The reshaped Mac experience

Yesterday, a short Twitter thread by the excellent Jeff Johnson caught my eye. Since he often deletes past tweets, I’ll quote the relevant ones here (emphasis mine):

The selling point of the Macintosh was never the hardware, it was the user interface. So if the selling point now is the hardware, that’s a damning indictment of the current user interface.

I cannot emphasize enough how everyone seems to have lowered their standards with regard to the user interface. The “Overton window” has moved. The Overton window now has rounded rects.

We’ve gone from “insanely great” and “It just works” to “Catalyst is good enough for most people.”

That’s fucking BS, and I won’t tolerate it.

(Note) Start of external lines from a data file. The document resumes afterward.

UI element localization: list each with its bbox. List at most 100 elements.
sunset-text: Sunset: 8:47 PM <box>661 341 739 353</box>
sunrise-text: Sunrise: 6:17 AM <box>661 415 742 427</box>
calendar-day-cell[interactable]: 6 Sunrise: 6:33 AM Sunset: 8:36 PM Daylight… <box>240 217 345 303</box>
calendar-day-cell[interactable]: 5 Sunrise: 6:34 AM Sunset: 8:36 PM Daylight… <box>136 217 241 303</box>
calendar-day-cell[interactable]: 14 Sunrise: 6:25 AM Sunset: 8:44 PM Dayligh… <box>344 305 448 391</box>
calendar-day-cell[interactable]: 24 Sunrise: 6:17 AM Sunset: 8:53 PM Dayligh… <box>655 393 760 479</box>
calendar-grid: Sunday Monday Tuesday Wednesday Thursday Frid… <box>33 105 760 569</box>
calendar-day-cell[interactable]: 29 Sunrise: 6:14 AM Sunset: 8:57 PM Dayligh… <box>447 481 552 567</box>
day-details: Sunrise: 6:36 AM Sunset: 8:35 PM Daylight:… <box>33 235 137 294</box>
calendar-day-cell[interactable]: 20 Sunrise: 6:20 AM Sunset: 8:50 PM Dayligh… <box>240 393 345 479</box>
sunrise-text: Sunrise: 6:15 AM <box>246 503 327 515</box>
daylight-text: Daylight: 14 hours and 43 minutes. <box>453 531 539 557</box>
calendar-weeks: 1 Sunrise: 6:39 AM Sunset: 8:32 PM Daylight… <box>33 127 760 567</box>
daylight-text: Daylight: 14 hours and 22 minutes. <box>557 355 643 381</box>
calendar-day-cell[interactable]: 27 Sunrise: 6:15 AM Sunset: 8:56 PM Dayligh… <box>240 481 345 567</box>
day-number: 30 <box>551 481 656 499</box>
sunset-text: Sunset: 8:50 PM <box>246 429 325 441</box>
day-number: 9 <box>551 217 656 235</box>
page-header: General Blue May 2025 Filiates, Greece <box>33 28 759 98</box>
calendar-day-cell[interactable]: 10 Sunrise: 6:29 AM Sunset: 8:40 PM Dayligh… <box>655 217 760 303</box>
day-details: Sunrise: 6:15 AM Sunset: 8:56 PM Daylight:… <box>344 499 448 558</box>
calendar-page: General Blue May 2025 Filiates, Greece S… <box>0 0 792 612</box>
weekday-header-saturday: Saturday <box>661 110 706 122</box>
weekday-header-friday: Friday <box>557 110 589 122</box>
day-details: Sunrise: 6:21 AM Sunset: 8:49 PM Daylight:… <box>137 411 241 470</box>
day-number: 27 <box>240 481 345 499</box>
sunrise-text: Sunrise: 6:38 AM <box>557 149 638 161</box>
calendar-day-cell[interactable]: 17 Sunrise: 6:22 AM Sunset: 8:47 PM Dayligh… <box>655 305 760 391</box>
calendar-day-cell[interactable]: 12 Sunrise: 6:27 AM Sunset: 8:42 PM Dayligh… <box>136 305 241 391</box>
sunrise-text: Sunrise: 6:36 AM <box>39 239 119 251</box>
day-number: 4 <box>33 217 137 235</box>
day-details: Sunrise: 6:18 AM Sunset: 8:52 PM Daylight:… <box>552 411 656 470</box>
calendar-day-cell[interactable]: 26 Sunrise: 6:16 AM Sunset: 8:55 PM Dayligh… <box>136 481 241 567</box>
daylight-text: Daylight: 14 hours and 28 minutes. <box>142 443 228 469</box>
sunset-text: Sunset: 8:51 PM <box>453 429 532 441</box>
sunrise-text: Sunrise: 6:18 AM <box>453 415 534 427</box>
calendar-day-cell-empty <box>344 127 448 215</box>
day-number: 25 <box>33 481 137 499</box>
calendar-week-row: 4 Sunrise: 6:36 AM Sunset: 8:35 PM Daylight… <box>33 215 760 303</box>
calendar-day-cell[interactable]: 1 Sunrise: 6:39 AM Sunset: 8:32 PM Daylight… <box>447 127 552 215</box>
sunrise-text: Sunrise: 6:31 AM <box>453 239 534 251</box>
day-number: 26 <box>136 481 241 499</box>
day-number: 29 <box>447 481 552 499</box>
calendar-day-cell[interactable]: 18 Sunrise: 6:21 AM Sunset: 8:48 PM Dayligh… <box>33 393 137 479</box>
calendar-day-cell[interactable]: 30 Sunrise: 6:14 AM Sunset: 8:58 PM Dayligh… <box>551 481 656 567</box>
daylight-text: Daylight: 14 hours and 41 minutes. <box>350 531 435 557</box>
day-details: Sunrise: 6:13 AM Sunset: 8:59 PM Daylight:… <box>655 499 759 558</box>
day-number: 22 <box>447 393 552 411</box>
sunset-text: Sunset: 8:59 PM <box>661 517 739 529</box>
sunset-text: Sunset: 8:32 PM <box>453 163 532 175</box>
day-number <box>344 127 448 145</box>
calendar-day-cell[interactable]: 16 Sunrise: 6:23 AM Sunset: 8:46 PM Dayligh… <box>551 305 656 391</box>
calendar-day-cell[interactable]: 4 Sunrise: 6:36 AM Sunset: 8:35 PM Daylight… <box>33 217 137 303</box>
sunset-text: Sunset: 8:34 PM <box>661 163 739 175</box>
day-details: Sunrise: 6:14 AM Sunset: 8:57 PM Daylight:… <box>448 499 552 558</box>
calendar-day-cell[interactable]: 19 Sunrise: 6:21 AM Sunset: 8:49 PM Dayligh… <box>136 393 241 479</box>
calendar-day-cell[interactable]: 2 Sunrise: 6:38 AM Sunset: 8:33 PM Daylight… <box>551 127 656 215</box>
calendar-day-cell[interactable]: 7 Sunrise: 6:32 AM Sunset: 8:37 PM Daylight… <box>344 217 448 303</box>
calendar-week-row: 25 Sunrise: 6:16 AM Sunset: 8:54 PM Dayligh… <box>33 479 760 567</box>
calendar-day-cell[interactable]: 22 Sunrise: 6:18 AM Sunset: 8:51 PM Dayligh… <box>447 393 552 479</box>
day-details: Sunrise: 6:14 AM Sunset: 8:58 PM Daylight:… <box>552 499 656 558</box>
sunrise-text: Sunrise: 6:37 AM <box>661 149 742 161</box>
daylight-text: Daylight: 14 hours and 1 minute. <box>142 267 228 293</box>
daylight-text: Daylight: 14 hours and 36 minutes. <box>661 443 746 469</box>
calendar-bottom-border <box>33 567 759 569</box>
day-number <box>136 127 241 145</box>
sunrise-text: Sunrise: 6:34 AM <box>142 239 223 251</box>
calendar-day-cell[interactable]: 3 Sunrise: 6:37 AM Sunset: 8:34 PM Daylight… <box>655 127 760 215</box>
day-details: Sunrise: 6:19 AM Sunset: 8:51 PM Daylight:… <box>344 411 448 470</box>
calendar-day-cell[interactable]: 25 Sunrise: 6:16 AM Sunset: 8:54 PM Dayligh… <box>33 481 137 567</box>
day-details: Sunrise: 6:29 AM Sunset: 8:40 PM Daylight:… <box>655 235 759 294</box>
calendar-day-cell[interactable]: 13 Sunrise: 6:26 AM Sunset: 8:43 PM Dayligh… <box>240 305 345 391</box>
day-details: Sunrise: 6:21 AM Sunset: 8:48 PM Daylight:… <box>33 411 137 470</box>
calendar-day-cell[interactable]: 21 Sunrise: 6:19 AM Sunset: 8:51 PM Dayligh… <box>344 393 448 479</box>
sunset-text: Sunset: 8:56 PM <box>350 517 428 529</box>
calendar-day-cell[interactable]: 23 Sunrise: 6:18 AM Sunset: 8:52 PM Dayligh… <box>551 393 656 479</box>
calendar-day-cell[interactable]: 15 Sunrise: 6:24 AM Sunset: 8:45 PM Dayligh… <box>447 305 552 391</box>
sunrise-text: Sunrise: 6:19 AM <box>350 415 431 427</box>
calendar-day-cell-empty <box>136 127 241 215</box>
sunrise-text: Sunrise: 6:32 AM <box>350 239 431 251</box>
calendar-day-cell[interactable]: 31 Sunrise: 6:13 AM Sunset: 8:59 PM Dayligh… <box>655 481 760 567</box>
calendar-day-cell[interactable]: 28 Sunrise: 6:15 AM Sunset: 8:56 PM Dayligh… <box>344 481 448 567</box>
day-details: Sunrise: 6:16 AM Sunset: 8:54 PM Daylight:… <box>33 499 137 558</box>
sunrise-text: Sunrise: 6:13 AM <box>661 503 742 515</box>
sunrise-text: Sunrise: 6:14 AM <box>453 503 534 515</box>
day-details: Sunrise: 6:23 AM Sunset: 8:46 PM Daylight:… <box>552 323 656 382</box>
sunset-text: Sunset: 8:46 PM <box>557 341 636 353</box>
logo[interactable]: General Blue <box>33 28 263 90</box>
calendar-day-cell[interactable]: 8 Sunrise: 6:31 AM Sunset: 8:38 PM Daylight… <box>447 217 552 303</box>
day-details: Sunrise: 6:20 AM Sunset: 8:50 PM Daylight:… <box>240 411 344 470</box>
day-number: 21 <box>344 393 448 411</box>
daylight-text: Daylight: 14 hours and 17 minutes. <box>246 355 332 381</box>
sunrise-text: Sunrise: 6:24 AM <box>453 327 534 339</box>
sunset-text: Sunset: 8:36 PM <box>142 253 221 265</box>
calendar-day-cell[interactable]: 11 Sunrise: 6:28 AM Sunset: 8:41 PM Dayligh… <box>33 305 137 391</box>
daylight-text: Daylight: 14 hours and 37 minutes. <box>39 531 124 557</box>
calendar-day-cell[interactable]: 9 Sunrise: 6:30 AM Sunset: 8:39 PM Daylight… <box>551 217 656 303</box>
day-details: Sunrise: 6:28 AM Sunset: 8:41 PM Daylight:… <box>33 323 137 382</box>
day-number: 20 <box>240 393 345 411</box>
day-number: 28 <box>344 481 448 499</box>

Windows is “good enough for most people”. That’s why Windows has a 90% market share. Why should we aspire to that level, shouldn’t we have much higher aspirations? Mac is a niche. “Most people” are not even using Macs, so the majority is not even relevant. Mac is a premium brand.

The way I see it, the Mac now is merely milking the brand reputation and loyalty it previously built. That Jobs previously built. But neither Cook nor the current Mac deserves that reputation or loyalty.

Steve Jobs wasn’t an engineer. Not a hardware engineer, not a software engineer. At Apple, his role was as “proxy” for the users.

Apple no longer has a proxy for the users. Tim Cook is a proxy for the shareholders, nothing more.